Grace welcomed a record-high 471 new students to its Winona Lake campus for an overall enrollment of 1,919 students this semester, a news release said. Every student in the incoming class received financial aid, and more than 25% are attending classes tuition-free through federal, state and institutional grants.

“A key to our success comes from excellent financial aid packages,” Mark Pohl, Grace's associate vice president of enrollment management, said in a statement.

Angola-based Trine has 5,467 students, exceeding its previous enrollment record by 200, according to a news release.

Enrollment in the programs at the university's College of Health Professions in Fort Wayne grew by 7%, the release said. It includes Trine's first doctoral program and a master's program, among other offerings.

Graduate enrollment statewide increased, at least among public institutions. It grew by 5.3% over the previous fall, although undergraduate enrollment dropped by 4.2%, according to the commission.

Graduate programs have helped fuel enrollment increases at Huntington University, which has experienced an overall growth trend over the past five years with a slight dip in 2021, said Susanne Watson, director of undergraduate admissions.

The university's graduate offerings include an occupational therapy doctoral program with locations in Fort Wayne and Peoria, Arizona, she said.

“During the pandemic, many people began thinking, 'What do I want for myself and my career?' and the answer to that question is leading them to seek out graduate programs,” Watson said by email. “Many graduate programs have shifted from degree-seeking students to acquiring certificates. Additionally, the graduate degree market is influenced by employers through the benefits that they offer for their employees.”

The University of Saint Francis, a private institution, is experiencing the opposite trend seen among public colleges. It has an undergraduate uptick and flat enrollment in graduate programs, Beth Terrell, vice president of enrollment management, said by email.

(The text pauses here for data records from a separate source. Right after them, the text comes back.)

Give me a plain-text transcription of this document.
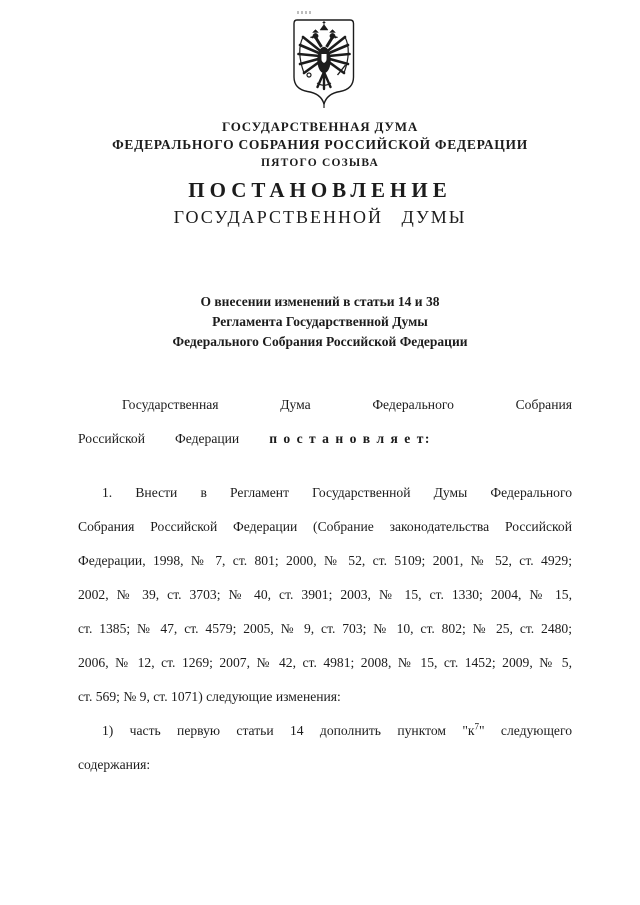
ГОСУДАРСТВЕННАЯ ДУМА
ФЕДЕРАЛЬНОГО СОБРАНИЯ РОССИЙСКОЙ ФЕДЕРАЦИИ
ПЯТОГО СОЗЫВА
ПОСТАНОВЛЕНИЕ
ГОСУДАРСТВЕННОЙ ДУМЫ
О внесении изменений в статьи 14 и 38
Регламента Государственной Думы
Федерального Собрания Российской Федерации
Государственная Дума Федерального Собрания
Российской Федерации п о с т а н о в л я е т:
1. Внести в Регламент Государственной Думы Федерального
Собрания Российской Федерации (Собрание законодательства Российской
Федерации, 1998, № 7, ст. 801; 2000, № 52, ст. 5109; 2001, № 52, ст. 4929;
2002, № 39, ст. 3703; № 40, ст. 3901; 2003, № 15, ст. 1330; 2004, № 15,
ст. 1385; № 47, ст. 4579; 2005, № 9, ст. 703; № 10, ст. 802; № 25, ст. 2480;
2006, № 12, ст. 1269; 2007, № 42, ст. 4981; 2008, № 15, ст. 1452; 2009, № 5,
ст. 569; № 9, ст. 1071) следующие изменения:
1) часть первую статьи 14 дополнить пунктом "$к^7$" следующего
содержания:
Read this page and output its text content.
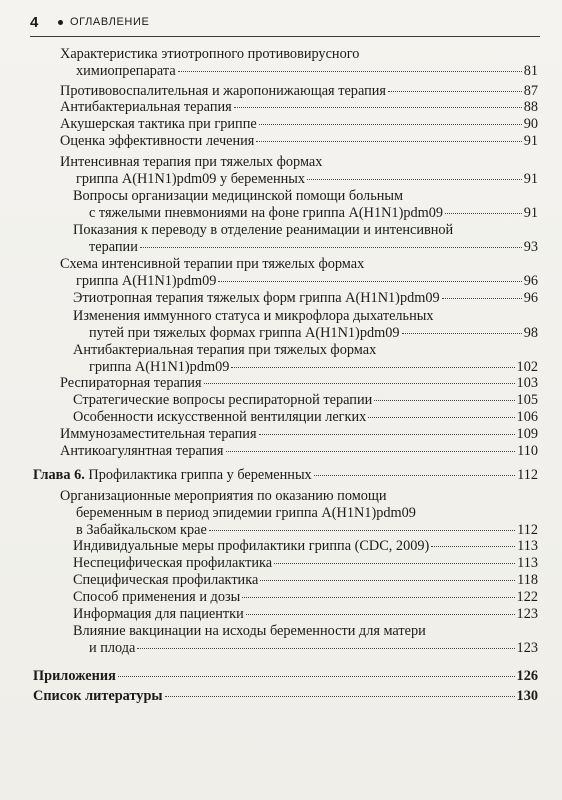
4	ОГЛАВЛЕНИЕ
Характеристика этиотропного противовирусного
химиопрепарата	81
Противовоспалительная и жаропонижающая терапия	87
Антибактериальная терапия	88
Акушерская тактика при гриппе	90
Оценка эффективности лечения	91
Интенсивная терапия при тяжелых формах
гриппа A(H1N1)pdm09 у беременных	91
Вопросы организации медицинской помощи больным
с тяжелыми пневмониями на фоне гриппа A(H1N1)pdm09	91
Показания к переводу в отделение реанимации и интенсивной
терапии	93
Схема интенсивной терапии при тяжелых формах
гриппа A(H1N1)pdm09	96
Этиотропная терапия тяжелых форм гриппа A(H1N1)pdm09	96
Изменения иммунного статуса и микрофлора дыхательных
путей при тяжелых формах гриппа A(H1N1)pdm09	98
Антибактериальная терапия при тяжелых формах
гриппа A(H1N1)pdm09	102
Респираторная терапия	103
Стратегические вопросы респираторной терапии	105
Особенности искусственной вентиляции легких	106
Иммунозаместительная терапия	109
Антикоагулянтная терапия	110
Глава 6. Профилактика гриппа у беременных	112
Организационные мероприятия по оказанию помощи
беременным в период эпидемии гриппа A(H1N1)pdm09
в Забайкальском крае	112
Индивидуальные меры профилактики гриппа (CDC, 2009)	113
Неспецифическая профилактика	113
Специфическая профилактика	118
Способ применения и дозы	122
Информация для пациентки	123
Влияние вакцинации на исходы беременности для матери
и плода	123
Приложения	126
Список литературы	130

“We have strategically identified our 'good fit' students, increased our geo-market footprint, leveraged our financial aid and have leaned in to our Catholic and Franciscan mission and values,” she said.

Shift at PFW

Although degree-seeking enrollment at Purdue Fort Wayne is down, Creager said the university saw a 32% increase in international students and a 6% increase in out-of-state students. Almost 13% of the student body hails from outside Indiana.

Recruits include more students with stronger academic backgrounds, Creager said. Almost 60% of incoming students this fall had a final high school GPA of 3.2 or higher – compared with 46% in 2017.

The ability to market the Purdue name has helped recruitment, Creager said.

And the Fort Wayne campus targeted West Lafayette applicants who didn't meet the flagship's admissions criteria, such as ACT or SAT scores.

The local campus temporarily removed that barrier, Creager said, noting the pandemic affected students' ability to take those standardized tests.

Purdue Fort Wayne's attractive qualities include a lower tuition and apartment-style housing – a “major attractor,” Creager said. This is the fourth consecutive fall that student housing is over capacity.

The 1,328 students living on campus includes those at St. Joe Place, a neighboring apartment complex where the university leases units to accommodate demand.